I Uniform convergence of family of functions with continuous index

[psie]

TL;DR Summary

I'm reading Rudin's PMA. In particular, his proof of the Stirling formula (see below). I'm stuck trying to figure out how a certain family of functions parameterized by a continuous variable converges uniformly to its limit.

In Rudin's PMA, when he proves the Stirling formula, he defines a continuous, decreasing function $h:(-1,\infty)\to\mathbb R$ such that $h(u)\to\infty$ as $u\to -1$ and $h(u)\to 0$ as $u\to\infty$. Then he derives an integral expression for $\Gamma(x+1)$, where $\Gamma$ is the Gamma function, in terms of the function $\psi_x(s)$ defined in the screenshot below. He claims this function converges uniformly on $[-A,A]$ for every $A<\infty$.

I think I know which theorem in the book he uses to justify this claim (Theorem 7.13), however, Theorem 7.13 deals with sequences of functions, whereas here it seems we have a function that is indexed by a continuous variable $x\in (0,\infty)$. I struggle with understanding the definition of uniform convergence when the index is continuous like this. What is the correct definition in this case?

Here's an attempt. This is really just a guess, since I don't know the proper definition of uniform convergence when the index variable is continuous. I'd like to somehow phrase it in terms of sequences, so I'd say $\psi_{x}\to f$ uniformly iff given $\epsilon>0$ and any sequence $(x_n)\subset(0,\infty)$ diverging to infinity, there exists an $N\in\mathbb N$ such that for all $s\in[-A,A]$, $$n>N\implies |\psi_{x_n}(s)-f(s)|<\epsilon.$$Again, I have no clue if this is correct, since I don't know the non-sequential definition. Grateful for any help.

 

[mathwonk]

if you know the definition of point wise convergence for a continuous index, then you get the definition of uniform convergence by interchanging the quantifiers of the index bound N, and of the variable s, just as for sequential convergence.

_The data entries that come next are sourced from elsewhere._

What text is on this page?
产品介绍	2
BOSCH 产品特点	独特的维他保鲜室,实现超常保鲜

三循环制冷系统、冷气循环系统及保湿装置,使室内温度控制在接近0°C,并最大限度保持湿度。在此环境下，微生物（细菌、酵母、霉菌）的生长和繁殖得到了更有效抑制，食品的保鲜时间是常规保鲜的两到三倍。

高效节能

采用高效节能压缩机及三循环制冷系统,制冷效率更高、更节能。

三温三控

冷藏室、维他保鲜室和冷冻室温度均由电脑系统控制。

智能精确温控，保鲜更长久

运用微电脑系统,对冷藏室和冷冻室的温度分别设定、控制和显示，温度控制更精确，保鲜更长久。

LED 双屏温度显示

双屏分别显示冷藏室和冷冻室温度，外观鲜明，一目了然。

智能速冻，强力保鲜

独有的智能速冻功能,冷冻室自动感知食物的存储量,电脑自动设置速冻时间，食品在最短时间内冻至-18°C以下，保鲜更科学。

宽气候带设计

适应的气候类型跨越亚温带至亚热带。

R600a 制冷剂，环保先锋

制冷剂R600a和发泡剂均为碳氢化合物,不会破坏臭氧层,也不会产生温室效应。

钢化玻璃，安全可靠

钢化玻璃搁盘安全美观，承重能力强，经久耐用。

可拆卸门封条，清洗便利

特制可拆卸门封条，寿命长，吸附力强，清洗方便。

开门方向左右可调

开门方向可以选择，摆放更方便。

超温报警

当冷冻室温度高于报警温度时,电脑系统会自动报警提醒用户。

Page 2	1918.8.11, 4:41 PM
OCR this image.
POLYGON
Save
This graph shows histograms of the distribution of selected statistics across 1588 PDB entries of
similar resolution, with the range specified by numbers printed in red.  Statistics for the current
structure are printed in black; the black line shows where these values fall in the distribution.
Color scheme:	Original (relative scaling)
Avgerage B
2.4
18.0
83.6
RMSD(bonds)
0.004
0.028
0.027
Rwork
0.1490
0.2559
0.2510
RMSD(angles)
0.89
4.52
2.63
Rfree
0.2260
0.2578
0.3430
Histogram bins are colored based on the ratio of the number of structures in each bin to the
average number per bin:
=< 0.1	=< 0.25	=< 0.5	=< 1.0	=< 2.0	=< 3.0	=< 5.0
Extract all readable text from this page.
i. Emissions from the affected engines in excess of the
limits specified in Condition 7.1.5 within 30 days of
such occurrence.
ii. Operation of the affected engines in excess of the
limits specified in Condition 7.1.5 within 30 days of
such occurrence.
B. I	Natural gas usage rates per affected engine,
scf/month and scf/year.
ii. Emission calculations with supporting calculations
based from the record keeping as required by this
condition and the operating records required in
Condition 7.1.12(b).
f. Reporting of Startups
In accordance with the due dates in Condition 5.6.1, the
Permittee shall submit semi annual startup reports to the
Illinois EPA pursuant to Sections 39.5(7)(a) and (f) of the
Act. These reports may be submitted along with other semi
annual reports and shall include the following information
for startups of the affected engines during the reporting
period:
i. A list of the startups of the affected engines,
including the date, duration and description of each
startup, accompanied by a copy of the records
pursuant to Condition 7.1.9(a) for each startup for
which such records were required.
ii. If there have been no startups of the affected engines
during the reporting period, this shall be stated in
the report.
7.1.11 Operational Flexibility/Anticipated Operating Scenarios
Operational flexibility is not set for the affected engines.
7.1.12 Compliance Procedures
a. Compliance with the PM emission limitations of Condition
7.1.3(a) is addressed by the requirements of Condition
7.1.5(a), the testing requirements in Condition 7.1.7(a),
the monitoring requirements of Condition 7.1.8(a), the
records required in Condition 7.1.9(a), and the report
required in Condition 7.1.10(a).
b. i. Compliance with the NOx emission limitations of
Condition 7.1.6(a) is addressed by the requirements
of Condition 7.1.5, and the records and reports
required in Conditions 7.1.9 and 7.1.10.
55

I.e. (Uniform) for any epsilon e>0, there is a bound N such that for all s, x >N implies |gx(s) - f(s)| < e.

(Pointwise) for any epsilon e>0, and any s, there is a bound N such that x>N implies |gx(s) - f(s)| < e.


your clever sequential version may work too.

 

[fresh_42]

I like to write the $N$ as $N=N(\varepsilon)$ in the uniform case and $N=N(s,\varepsilon)$ in the pointwise case to reflect the dependencies in the notation.

 

[pasmith]

I prefer to regard uniform convergence as being convergence with respect to the sup norm/distance in the appropriate function space. A family of functions f_\alpha : X \to Y converges uniformly with respect to the metric d to f : X \to Y as \alpha \to \infty if and only if \lim_{\alpha \to \infty} \sup_{x \in X} d(f_\alpha(x), f(x)) = 0. It does not matter when taking \alpha \to \infty whether \alpha \in \mathbb{N} or \alpha \in \mathbb{R}. If instead we wanted uniform convergence as \alpha tends to a finite value then it would make a difference.